If he has any brains at all, he says nothing and obtains counsel.

I have to say I wouldn’t. There isn’t any evidence tying the defendant to the assault. I can’t believe no DNA testing was performed and I can’t even begin to understand why it wasn’t done.

I’d abstain because the condom hadn’t been tested - or at least expect some really, really good reason as to why that hadn’t been done. Sometimes rape can be a case of one person’s word against another’s, and you have to go on that, but where there’s physical evidence, that has to be part of the case.

If he admitted having sex with her, however, then I’d convict hm on statutory rape charges because, well, he’d admitted being 18 and having sex with a 12-year-old; pretty hard not to say ‘guilty’ on that one. You haven’t stated whether he admitted having sex with her.

I wouldn’t take item J into account and I’m surprised that a court would allow it to be submitted.

Why’s he in prison now?
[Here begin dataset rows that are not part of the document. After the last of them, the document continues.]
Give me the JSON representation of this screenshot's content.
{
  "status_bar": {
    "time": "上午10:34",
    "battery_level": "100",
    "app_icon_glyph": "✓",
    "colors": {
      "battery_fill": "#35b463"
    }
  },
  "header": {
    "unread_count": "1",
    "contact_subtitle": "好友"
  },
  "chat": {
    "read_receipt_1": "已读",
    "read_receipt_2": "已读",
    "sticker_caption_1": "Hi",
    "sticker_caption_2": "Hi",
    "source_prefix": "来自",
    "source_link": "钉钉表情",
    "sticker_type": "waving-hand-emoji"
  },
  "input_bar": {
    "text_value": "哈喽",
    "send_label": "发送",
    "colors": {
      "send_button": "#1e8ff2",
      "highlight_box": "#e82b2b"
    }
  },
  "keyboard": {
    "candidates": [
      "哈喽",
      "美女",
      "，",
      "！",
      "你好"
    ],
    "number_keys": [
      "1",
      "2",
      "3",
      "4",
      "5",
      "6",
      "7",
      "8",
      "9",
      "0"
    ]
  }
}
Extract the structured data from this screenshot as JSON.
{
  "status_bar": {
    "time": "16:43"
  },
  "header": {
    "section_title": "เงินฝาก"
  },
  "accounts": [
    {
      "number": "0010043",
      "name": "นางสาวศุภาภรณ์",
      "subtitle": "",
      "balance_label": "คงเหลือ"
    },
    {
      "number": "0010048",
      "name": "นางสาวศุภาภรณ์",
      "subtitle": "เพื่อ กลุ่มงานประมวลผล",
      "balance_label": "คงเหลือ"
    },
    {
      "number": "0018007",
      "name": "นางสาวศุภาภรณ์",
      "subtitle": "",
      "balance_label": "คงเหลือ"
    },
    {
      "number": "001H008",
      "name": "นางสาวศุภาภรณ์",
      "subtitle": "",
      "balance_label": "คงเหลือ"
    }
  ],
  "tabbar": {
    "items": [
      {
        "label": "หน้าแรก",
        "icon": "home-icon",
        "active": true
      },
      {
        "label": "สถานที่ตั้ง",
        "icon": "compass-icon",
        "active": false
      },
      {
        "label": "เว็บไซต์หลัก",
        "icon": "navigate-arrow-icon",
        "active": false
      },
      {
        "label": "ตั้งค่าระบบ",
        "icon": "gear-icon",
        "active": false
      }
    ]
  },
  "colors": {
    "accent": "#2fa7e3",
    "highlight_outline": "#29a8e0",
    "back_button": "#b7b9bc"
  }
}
Why didn’t he get bail?

On those facts I wouldn’t convict on any charge.

There is the testimony of the alleged victim. She’s impeachable on the different versions of the story she’s told, and possibly for filing a false report against her mother depending on local rules of evidence and the definition of “busted”. The jury could still choose to believe her testimony that the defendant attacked her.

I meant there’s none absent her own testimony. I’m not calling testimony worthless, but I’d probably want physical evidence and there doesn’t appear to be any. Were I on the jury (or for that matter, related to the accuser) I’d be flabbergasted that there is evidence available that hasn’t been tested.

I defended a sleeping beauty rape matter, and ended up putting the visiting judge to sleep. At the end of the trial, he stood up, and instead of exiting the dias through the door behind him, he stepped down off the dias, and walked across the room into a wall, knocking himself down on his ass. Apparently that was where the door was in his home courtroom.